Профессор Мактаггарт в Кембридже придерживался того, что можно назвать жизнерадостным взглядом, и, признаюсь, некоторое время я разделяла его представления об идеальном содружестве духов, о том, что старые истории крови и разрушения наконец заменила эпоха просвещения и мира, которую он сравнил с профессорской комнатой в Кембридже без хозяина. Теперь я, вероятно, более склонна к ницшеанству, вернулась к мыслям о темном будущем, полном рабства и опасностей, от которого ты пытался меня спасти. Но в итоге спасение утопающего — дело его рук.
У меня была явственная мысль, что у всех этих блужданий должна быть цель — естественная конвергенция с тобой, и мне достаточно лишь с тобой воссоединиться, чтобы, наконец, всё понять. Но потом я всё явственнее начала понимать, что не могу не принимать в расчет твою профессию, хозяев, которым ты служишь, интересы, которым ты, сам того не осознавая, всё это время содействовал во Внутренней Азии. Это вопросы, относительно которых ты хранишь строжайший обет Молчания, и я не надеюсь, что какие-либо мои аргументы, даже в качестве компетентного взрослого, могли бы тебя заставить его нарушить. Хотя я не могу сказать с уверенностью, когда увижу тебя вновь и увижу ли вообще, меня преследует мысль о том, что после нашей встречи мы оба против своей воли окажемся вовлечены в серьезный, может быть, роковой скандал.
Но прошлой ночью ты пришел ко мне во сне. Ты сказал: «Я — вовсе не тот, кем ты меня считаешь». Ты взял меня за руку. Мы поднялись, или, скорее, некая механическая сила вознесла нас в огромный небесный град, где небольшая группа серьезных молодых людей посвятила себя борьбе со смертью и тиранией, я сразу поняла, что это Сострадающие.

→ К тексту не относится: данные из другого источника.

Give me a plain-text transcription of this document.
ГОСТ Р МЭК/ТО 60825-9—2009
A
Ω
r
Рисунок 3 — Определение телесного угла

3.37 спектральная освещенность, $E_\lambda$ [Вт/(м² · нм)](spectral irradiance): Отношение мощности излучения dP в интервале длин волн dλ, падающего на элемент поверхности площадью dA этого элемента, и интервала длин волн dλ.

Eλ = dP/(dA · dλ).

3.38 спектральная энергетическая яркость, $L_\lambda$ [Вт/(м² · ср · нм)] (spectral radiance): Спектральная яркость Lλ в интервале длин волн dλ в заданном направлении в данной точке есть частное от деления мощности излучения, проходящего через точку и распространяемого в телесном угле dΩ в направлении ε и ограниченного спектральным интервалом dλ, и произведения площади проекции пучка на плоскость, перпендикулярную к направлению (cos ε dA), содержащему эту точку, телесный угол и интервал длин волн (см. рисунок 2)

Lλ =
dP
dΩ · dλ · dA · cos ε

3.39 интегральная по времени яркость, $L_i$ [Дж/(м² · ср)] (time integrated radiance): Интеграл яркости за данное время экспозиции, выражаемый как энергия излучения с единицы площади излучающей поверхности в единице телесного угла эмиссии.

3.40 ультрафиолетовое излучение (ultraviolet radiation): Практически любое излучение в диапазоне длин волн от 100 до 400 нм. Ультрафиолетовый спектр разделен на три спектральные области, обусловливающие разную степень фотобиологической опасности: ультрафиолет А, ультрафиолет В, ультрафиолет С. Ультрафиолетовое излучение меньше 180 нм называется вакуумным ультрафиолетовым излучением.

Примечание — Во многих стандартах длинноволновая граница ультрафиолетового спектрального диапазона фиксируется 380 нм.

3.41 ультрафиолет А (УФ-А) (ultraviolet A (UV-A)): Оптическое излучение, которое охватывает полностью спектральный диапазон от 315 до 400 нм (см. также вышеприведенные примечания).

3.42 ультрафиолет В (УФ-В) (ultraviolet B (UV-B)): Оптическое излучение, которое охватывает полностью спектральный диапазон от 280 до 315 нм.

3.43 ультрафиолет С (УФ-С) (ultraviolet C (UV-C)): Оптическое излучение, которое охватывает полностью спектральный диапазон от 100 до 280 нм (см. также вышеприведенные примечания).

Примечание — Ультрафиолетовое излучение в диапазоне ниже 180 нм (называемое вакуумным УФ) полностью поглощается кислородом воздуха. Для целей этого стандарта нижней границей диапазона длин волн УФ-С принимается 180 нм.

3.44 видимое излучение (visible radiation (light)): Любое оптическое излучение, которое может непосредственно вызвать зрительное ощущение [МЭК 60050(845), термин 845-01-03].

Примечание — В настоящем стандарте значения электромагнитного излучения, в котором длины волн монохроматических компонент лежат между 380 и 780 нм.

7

У них были странно характерные лица, лица, которые нетрудно увидеть в этом мире, проснувшись, мужчины и женщины, которых я сразу узнала бы, кем бы они ни были...
Они приходили часто, выходили вдруг из пустоты пустыни, освещенной изнутри. Мне это не приснилось, Отец. Всякий раз, когда они снова уходили, это было возвращение к «Работе Мира» — всегда одна и та же фраза, формула, молитва. У них было наивысшее из призваний. Если был какой-то смысл в нашей жизни в этой ужасной пустыне, это — сохранение надежды на то, что однажды мы окажемся среди них, будем учиться Работе, выходу за пределы Мира.
Почему они столь долго оставались немы? Немы и невидимы. Я утратила способность их узнавать? Я должна найти их снова. Для меня еще должно быть не слишком поздно. Иногда я представляю, что ты ведешь экспедицию в Шамбалу, отряды всадников в красных кителях, и вот они в безопасности, среди Сострадающих. Пожалуйста. Если тебе что-то известно, пожалуйста. Я могу продолжать блуждать, но не могу оставаться на этом уровне познания вещей, я должна вознестись, здесь я слепа и уязвима, это терзает мое сердце...
Знаешь ли ты о тибетском ученом-принце шестнадцатого века Ринпунгпе? Скорбя о смерти отца, после которого он остался последним в династии, пока его царство осаждено врагами, Ринпунгпа верит, что сможет найти совет лишь в Шамбале, где возродился и теперь живет его отец. Принц пишет ему письмо, но не знает, как его доставить. Потом в видении ему является Йог — это сам принц, человек силы и ясности ума, которым, как ему известно, он должен стать, его отец отбыл в Шамбалу, и Рипунгпа также понимает, что этот Йог станет его вестником.